Amerykanie ostrzelali ludzi wychodzących z meczetu
15 Irakijczyków zginęło w
miasteczku Nasaf w zachodnim Iraku, gdy po zamachu bombowym na
amerykański patrol żołnierze otworzyli ogień w stronę ludzi
wychodzących z meczetu - poinformowali świadkowie
wydarzenia.
Według nich, przydrożna pułapka minowa wybuchła obok pojazdu opancerzonego, przejeżdżającego w pobliżu meczetu Ibn al-Dżawzi. Zaraz potem amerykańscy żołnierze zaczęli strzelać w kierunku wiernych, wychodzących ze świątyni po piątkowych modłach.

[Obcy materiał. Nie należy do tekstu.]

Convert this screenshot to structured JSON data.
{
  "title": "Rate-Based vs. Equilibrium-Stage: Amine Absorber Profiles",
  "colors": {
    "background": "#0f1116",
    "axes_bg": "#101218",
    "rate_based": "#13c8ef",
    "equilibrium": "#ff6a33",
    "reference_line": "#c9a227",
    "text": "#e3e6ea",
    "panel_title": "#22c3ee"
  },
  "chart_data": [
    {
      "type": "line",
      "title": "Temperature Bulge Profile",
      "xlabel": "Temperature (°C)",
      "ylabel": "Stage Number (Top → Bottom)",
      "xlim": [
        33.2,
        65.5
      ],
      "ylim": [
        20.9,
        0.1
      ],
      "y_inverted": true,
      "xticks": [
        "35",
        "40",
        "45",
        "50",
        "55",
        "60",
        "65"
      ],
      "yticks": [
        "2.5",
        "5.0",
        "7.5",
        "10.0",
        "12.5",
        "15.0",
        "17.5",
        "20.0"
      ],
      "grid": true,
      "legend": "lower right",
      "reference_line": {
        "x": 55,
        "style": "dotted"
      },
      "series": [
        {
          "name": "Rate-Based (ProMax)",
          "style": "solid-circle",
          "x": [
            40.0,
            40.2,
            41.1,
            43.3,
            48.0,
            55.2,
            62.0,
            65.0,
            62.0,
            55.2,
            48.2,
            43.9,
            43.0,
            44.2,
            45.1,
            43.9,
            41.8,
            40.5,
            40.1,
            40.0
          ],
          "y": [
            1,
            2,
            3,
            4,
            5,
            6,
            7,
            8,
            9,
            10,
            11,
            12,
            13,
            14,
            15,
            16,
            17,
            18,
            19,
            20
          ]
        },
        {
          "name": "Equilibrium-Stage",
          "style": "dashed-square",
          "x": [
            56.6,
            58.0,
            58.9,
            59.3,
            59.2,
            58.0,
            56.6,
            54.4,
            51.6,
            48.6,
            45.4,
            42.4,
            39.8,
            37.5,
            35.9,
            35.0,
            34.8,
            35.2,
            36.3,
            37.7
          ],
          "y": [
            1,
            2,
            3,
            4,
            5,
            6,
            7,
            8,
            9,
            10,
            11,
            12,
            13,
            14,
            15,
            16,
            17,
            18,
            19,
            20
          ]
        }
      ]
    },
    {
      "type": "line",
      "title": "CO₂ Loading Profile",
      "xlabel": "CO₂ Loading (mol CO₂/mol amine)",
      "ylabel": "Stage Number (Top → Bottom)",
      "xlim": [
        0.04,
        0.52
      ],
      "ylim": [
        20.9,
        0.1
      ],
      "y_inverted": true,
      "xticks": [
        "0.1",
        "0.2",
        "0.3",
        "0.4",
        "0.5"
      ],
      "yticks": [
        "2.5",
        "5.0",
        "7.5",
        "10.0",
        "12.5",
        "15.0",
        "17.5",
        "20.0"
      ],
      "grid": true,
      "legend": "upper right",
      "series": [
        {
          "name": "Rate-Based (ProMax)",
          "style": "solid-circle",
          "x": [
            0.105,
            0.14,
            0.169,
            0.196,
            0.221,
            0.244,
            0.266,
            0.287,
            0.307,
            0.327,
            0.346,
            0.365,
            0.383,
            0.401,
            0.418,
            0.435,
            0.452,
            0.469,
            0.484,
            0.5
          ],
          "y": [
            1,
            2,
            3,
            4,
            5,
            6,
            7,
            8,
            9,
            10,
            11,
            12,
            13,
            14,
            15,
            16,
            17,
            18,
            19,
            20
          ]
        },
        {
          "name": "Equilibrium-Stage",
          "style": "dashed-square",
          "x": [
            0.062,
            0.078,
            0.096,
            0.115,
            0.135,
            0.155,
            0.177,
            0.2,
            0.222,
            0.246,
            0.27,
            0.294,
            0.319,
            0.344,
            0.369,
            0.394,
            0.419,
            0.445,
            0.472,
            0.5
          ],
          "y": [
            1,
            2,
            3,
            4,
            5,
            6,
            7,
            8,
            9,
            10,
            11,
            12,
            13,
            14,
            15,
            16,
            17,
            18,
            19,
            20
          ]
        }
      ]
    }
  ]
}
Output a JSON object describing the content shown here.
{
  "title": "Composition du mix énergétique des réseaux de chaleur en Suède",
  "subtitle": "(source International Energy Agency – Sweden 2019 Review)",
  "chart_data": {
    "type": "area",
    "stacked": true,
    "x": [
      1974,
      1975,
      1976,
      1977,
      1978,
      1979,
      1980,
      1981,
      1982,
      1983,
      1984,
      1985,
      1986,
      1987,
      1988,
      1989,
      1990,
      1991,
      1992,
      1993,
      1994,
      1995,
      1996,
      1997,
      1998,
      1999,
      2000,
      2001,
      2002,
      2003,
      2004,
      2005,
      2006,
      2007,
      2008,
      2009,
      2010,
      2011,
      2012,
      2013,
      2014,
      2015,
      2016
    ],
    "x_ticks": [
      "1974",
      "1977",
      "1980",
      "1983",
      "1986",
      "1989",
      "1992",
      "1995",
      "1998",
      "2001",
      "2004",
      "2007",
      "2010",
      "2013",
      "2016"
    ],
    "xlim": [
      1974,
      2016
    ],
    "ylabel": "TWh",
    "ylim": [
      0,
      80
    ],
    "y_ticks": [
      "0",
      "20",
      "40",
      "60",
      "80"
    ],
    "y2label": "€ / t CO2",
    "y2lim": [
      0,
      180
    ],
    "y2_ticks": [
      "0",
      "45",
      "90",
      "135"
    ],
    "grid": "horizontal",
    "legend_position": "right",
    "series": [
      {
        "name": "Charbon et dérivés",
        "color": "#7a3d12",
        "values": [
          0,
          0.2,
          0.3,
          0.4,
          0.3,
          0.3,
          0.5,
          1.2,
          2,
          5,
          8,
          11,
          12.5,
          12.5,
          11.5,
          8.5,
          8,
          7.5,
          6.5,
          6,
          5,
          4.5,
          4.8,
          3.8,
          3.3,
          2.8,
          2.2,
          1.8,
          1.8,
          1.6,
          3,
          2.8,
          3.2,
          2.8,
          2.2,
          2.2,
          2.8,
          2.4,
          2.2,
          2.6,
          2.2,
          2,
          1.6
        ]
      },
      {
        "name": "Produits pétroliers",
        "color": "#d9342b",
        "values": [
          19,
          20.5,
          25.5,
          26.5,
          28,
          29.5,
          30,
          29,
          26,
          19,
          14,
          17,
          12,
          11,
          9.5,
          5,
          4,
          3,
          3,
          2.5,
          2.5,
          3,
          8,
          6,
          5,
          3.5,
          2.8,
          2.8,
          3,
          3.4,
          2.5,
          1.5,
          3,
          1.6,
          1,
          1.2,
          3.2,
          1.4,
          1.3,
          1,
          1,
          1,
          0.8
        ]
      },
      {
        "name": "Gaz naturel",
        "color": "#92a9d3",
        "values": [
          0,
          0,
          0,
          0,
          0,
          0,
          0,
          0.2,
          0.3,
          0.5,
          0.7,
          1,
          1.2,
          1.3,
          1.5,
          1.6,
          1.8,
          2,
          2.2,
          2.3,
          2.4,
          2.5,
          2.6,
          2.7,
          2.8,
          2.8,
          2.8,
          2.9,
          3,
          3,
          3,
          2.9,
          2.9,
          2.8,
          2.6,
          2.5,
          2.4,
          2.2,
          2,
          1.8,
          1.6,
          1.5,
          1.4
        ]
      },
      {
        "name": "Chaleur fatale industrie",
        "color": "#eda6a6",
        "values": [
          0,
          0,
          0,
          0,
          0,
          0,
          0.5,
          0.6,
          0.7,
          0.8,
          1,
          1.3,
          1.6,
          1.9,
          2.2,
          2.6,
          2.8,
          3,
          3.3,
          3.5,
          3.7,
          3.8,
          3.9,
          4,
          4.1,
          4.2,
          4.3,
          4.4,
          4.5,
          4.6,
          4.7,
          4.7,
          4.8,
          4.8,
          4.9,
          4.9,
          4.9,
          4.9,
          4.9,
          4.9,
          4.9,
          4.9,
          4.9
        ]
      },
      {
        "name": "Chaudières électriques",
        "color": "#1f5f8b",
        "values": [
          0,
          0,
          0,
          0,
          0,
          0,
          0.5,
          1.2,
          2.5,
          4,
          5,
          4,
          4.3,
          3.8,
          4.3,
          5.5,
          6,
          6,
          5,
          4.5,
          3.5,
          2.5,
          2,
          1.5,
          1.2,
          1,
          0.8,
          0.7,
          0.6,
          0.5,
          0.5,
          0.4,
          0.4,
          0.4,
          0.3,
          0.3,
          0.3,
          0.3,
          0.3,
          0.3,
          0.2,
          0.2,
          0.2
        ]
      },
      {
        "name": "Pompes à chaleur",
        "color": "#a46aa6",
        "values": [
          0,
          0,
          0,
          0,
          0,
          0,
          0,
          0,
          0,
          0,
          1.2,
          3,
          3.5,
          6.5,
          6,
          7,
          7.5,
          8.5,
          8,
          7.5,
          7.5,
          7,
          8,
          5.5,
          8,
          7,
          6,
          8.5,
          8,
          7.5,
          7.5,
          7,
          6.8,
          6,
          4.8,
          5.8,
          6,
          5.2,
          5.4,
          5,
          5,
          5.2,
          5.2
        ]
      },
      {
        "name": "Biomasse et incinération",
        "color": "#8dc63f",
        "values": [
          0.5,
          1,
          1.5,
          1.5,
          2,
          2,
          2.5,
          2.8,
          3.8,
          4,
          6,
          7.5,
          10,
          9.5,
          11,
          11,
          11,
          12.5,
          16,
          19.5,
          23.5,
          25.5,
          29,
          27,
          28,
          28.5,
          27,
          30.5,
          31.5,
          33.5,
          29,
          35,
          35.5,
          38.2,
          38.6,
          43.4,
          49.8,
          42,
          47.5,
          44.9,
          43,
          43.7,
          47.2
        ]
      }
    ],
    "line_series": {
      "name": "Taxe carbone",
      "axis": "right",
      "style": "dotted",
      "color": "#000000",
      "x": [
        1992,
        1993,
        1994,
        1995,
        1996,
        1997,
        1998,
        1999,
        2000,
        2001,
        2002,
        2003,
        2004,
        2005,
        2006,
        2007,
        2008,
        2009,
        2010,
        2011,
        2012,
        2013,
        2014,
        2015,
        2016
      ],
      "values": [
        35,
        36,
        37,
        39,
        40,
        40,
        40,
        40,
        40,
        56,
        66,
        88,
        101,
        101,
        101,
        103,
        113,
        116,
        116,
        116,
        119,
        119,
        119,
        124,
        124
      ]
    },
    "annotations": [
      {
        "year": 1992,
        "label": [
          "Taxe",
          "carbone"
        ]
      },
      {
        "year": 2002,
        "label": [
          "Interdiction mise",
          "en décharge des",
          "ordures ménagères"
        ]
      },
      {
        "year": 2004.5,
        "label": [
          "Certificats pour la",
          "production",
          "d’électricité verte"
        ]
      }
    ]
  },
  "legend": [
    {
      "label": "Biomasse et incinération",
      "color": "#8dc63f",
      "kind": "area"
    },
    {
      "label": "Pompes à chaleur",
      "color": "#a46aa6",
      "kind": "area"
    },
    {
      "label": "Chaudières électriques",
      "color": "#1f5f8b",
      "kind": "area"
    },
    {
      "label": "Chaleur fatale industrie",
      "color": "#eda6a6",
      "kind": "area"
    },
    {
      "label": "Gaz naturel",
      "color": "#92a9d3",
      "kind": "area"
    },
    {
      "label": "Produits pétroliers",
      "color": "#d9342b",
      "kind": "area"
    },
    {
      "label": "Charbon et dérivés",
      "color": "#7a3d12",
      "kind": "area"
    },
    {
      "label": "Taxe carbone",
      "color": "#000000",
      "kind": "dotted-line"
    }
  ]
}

Nasaf leży tuż obok Ramadi, znanego jako jeden z głównych ośrodków sunnickiego oporu zbrojnego.
Jak poinformował dyrektor szpitala powszechnego w Ramadi Munem Aftan, w incydencie w Nasafie zostało zabitych 15 osób, w tym ośmioro dzieci. 17 innych osób jest rannych.
Amerykańskie władze wojskowe zaprzeczyły, by strzelano na oślep. "Amerykański ogień na oślep do cywilów? Nie, nie wydarzyło się nic, co by nawet to przypominało" - napisał rzecznik piechoty morskiej USA w Ramadi, kapitan Jeffery Pool w e-mailowej odpowiedzi na pytania w tej sprawie.
Pool nie poinformował, czy rzeczywiście dokonano ataku na siły amerykańskie i czy któryś z żołnierzy został ranny.
Początkowo podawano, że w Nasafie zginęły tylko dwie osoby, ale w ciągu nocy zmarli dalsi ranni.